Dear UMB Financial Aid Lady:
It has come to my attention that you have not yet finalized your financial aid packages for the 2006-2007 school year. I would like to take this opportunity to petition you for more aid for the following incoming medical students, as we, upon graduation, will be facing a lifetime of student debt, malpractice insurance and suits, and expensive repairs for the massively oversized homes, cars, and boats that we are expected to buy to perpetuate the appearance of the "physician lifestyle."

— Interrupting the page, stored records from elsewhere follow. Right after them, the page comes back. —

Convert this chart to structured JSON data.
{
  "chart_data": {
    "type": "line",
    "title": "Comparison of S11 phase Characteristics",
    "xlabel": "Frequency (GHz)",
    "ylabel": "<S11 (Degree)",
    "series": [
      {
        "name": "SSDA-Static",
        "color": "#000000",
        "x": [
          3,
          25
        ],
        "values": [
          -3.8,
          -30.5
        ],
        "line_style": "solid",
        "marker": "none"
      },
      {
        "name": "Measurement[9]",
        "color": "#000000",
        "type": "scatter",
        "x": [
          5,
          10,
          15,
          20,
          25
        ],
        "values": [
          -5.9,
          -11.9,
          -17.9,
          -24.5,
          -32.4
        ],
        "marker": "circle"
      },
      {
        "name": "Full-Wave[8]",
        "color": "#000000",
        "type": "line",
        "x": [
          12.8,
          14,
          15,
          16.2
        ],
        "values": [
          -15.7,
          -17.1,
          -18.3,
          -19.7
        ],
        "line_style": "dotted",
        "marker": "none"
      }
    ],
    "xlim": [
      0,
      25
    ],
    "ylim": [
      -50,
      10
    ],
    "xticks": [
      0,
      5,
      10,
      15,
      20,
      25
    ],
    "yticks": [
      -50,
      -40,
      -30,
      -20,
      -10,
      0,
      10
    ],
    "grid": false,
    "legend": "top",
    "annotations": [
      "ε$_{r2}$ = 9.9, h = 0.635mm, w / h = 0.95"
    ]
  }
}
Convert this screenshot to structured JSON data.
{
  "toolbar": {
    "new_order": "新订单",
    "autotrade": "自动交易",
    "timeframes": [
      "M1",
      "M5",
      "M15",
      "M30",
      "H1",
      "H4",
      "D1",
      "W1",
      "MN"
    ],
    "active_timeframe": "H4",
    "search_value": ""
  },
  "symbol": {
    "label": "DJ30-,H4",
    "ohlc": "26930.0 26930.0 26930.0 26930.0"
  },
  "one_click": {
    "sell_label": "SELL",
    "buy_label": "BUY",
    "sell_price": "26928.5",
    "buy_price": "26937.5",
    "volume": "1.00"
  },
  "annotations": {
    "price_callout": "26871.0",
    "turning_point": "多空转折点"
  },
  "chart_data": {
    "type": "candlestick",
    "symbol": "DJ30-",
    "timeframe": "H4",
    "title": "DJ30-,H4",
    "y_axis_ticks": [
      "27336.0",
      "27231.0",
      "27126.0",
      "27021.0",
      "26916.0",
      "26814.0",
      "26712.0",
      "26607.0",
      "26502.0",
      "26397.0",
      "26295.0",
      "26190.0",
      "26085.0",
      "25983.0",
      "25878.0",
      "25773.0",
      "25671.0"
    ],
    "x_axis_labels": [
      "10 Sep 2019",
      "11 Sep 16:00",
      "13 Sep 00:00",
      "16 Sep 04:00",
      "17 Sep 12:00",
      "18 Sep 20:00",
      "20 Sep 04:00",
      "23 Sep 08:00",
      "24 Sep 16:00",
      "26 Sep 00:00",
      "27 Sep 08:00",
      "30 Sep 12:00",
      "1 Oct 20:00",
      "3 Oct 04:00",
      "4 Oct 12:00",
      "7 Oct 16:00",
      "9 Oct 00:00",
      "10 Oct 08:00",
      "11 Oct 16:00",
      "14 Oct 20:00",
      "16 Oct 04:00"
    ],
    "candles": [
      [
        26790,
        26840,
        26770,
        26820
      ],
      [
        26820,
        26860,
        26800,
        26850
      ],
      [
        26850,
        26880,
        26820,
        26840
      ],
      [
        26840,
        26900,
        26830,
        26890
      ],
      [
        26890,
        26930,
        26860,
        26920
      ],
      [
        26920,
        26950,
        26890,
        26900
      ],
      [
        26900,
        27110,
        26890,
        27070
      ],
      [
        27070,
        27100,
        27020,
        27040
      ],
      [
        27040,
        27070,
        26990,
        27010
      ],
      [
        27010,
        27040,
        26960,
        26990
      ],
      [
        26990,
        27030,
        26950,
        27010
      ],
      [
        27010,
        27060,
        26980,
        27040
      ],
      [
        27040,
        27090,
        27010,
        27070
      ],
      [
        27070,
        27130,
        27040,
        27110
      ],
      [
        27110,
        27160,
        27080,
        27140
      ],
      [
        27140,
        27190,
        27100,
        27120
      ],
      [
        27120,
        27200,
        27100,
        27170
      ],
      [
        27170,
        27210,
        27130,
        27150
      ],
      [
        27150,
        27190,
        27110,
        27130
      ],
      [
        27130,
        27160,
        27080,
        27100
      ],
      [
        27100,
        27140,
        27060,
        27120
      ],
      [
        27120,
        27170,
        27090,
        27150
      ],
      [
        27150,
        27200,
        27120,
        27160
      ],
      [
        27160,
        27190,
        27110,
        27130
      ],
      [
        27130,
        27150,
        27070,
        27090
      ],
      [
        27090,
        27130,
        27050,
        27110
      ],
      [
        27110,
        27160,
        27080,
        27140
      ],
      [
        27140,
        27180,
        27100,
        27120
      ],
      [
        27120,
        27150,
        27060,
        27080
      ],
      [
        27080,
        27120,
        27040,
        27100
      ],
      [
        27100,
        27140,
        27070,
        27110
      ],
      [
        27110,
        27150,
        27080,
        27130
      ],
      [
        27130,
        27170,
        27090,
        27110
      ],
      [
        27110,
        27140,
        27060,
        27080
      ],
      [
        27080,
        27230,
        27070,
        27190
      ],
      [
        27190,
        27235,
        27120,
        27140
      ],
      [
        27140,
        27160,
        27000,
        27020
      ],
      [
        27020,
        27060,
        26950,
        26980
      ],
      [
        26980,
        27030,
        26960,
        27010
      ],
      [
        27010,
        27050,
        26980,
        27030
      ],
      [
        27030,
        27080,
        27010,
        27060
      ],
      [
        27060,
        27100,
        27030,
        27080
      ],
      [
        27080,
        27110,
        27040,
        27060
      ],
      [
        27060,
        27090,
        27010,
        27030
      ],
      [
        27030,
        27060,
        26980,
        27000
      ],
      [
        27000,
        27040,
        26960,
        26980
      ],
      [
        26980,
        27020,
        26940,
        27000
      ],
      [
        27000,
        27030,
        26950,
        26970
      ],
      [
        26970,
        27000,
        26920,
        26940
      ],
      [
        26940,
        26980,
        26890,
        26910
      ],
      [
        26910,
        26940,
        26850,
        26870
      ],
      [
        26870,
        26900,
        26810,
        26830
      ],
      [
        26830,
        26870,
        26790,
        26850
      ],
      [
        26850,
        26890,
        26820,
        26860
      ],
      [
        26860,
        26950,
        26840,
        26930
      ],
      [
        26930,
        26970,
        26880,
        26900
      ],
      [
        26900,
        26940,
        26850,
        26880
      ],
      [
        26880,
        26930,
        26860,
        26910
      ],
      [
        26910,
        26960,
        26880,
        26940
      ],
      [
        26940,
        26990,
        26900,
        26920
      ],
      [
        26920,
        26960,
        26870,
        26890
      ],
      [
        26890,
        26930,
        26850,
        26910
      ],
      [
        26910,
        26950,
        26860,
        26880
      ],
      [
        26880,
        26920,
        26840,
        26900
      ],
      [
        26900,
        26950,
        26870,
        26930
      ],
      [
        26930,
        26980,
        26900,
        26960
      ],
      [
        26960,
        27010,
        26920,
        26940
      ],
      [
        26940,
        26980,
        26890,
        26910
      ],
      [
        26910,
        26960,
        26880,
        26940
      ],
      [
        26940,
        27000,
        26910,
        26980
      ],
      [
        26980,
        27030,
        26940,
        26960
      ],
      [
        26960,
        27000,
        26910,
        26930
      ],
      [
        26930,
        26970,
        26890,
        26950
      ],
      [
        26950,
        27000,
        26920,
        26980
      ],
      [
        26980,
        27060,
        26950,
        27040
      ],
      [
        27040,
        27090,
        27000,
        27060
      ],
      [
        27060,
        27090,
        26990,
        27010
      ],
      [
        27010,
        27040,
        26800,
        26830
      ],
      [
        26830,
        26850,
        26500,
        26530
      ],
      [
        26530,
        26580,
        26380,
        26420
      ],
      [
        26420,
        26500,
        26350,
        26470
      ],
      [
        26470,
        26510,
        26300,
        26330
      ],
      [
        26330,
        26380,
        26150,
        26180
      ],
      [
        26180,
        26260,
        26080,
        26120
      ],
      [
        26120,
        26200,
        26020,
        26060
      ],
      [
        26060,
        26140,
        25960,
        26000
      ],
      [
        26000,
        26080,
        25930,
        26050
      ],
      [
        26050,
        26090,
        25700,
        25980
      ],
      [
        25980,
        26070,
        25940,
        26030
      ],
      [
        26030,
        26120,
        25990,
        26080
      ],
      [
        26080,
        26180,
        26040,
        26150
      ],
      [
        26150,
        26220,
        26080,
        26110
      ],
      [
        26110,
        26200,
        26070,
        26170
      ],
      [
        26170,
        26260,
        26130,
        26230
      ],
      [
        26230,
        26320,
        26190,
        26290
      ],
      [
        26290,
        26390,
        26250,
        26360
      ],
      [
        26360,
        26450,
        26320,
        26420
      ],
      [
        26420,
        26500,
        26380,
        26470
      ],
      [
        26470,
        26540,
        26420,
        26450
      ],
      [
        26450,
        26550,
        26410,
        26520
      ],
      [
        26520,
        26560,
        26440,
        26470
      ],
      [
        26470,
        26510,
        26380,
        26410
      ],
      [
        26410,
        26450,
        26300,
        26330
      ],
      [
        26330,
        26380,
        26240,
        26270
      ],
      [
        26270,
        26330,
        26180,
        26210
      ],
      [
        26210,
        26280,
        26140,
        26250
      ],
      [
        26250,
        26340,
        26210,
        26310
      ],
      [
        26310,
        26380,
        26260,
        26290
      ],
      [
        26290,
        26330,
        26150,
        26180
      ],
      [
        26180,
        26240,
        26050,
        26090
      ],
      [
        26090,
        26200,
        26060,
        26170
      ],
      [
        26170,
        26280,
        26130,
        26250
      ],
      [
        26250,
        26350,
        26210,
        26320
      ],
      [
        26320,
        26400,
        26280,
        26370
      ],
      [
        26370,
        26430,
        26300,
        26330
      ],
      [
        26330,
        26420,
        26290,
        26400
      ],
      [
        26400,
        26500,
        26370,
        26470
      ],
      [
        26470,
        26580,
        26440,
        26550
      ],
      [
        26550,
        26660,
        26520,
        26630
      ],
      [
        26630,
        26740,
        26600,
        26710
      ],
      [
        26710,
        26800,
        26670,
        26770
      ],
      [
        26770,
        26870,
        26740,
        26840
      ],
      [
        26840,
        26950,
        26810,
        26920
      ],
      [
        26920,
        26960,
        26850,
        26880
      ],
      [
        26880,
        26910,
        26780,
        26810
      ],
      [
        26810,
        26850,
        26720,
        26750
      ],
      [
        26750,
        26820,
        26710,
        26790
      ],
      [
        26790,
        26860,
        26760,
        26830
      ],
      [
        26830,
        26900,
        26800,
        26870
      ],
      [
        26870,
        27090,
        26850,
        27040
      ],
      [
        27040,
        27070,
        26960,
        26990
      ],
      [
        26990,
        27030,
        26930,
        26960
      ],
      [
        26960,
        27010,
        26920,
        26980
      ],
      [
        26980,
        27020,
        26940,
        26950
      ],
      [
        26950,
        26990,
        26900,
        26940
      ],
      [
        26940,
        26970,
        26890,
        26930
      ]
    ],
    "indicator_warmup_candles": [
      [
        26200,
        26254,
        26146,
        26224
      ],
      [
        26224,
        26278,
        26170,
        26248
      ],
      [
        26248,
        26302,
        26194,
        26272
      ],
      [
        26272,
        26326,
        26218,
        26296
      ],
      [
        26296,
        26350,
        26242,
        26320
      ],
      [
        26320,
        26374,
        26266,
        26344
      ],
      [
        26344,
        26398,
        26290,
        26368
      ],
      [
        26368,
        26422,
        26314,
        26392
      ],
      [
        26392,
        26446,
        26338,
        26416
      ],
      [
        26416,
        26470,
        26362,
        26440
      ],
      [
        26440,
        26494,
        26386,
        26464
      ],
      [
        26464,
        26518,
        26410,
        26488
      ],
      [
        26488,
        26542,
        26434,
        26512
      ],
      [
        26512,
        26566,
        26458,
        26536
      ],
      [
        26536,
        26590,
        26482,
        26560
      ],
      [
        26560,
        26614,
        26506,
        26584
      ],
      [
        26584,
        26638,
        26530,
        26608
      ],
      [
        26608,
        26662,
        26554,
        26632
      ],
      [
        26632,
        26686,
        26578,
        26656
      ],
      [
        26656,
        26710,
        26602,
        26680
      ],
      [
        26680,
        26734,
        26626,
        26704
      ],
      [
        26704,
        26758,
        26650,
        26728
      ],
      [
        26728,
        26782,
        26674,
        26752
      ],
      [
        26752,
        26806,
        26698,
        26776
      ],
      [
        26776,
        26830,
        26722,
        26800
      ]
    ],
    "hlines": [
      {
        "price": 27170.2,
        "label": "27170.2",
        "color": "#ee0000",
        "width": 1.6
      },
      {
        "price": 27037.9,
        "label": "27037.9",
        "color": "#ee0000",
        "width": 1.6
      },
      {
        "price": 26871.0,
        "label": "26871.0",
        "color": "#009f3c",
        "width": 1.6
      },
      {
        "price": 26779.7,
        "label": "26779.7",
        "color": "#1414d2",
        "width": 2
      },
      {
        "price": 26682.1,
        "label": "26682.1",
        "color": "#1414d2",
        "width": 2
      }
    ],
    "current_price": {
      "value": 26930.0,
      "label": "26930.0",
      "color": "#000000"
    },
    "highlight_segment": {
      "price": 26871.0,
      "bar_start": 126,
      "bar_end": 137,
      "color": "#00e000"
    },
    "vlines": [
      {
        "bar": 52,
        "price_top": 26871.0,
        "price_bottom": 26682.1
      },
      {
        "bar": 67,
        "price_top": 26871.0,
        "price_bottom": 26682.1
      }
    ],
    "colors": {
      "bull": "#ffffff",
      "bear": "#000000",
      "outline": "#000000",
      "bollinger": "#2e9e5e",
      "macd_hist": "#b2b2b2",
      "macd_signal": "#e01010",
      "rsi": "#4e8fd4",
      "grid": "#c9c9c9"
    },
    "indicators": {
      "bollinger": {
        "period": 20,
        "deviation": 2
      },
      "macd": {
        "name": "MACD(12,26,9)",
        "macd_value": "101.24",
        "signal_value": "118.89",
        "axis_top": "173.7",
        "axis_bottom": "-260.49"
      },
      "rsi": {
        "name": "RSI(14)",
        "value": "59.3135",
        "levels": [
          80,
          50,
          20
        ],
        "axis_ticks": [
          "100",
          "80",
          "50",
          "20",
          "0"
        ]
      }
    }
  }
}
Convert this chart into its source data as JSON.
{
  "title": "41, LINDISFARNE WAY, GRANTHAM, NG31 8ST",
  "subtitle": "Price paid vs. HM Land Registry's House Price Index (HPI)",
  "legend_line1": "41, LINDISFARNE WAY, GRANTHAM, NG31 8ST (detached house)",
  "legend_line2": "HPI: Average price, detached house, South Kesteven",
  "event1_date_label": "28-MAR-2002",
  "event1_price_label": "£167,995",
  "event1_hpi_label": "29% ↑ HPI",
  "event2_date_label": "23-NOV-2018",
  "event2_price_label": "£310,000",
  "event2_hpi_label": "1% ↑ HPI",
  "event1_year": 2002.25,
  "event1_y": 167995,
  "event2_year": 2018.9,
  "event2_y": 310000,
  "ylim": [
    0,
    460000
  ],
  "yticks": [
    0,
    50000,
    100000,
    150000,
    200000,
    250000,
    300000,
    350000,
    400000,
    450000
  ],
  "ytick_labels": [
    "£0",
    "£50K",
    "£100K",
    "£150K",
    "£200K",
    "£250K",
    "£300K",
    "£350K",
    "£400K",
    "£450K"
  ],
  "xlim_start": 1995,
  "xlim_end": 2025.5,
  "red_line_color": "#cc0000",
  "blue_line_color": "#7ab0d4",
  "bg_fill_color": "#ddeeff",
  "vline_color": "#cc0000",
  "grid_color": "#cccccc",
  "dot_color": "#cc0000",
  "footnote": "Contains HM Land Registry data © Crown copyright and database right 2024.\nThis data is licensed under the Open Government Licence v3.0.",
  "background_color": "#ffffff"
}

First and foremost is yours truly. I would like more money because, let's face it, I don't like spending money. Especially money that I don't have. I know that there's money somewhere in Maryland. I know because the state of Maryland took 98.348% of my income during the 2005 tax year. I don't know where this money goes. I heard that Governor Ehrlich withdraws it all in $100 bills and has a dump truck deposit it on his bed so he can roll around with 3 supermodels and have lots of hot sex on top of huge piles of cash. Apparently that works better than Viagra for ED.
So, like I said, there's definiely money somewhere in Maryland. If my 5 bazillion dollars in taxes can be used to treat Bob Ehrlich's ED, don't you think a small percentage of that could go to subsidize my medical education? Especially since I will be working basically for free for the next 4 years in your state's hospitals?
If you do not give me more money, I will be forced to hide in your closet until a most inopprotune time (e.g. 3am), upon which I will exit said closet and proceed to scare the bejeezus out of you. Did I mention that I look like a scary clown?
Please also give the following students more money: Cozmosis, LucidSplash, SuzieQ. They are the ones who have posted the most on SDN and have therefore been giving UMB free advertising. The average advertising executive in this area makes roughly 386,000 per year. That means you should give all 3 of them free rides. So, actually, you're making money here if you subtract all of their scholarships from the free advertising.
I hope that you will seriously consider my requests. If you don't, I will be very, very upset and forced to expose Governor Ehrlich's ED problem on the 5 o'clock news. Furthermore, you don't want to upset a scary clown. Believe me.
While you're at it, can I get a pony, too?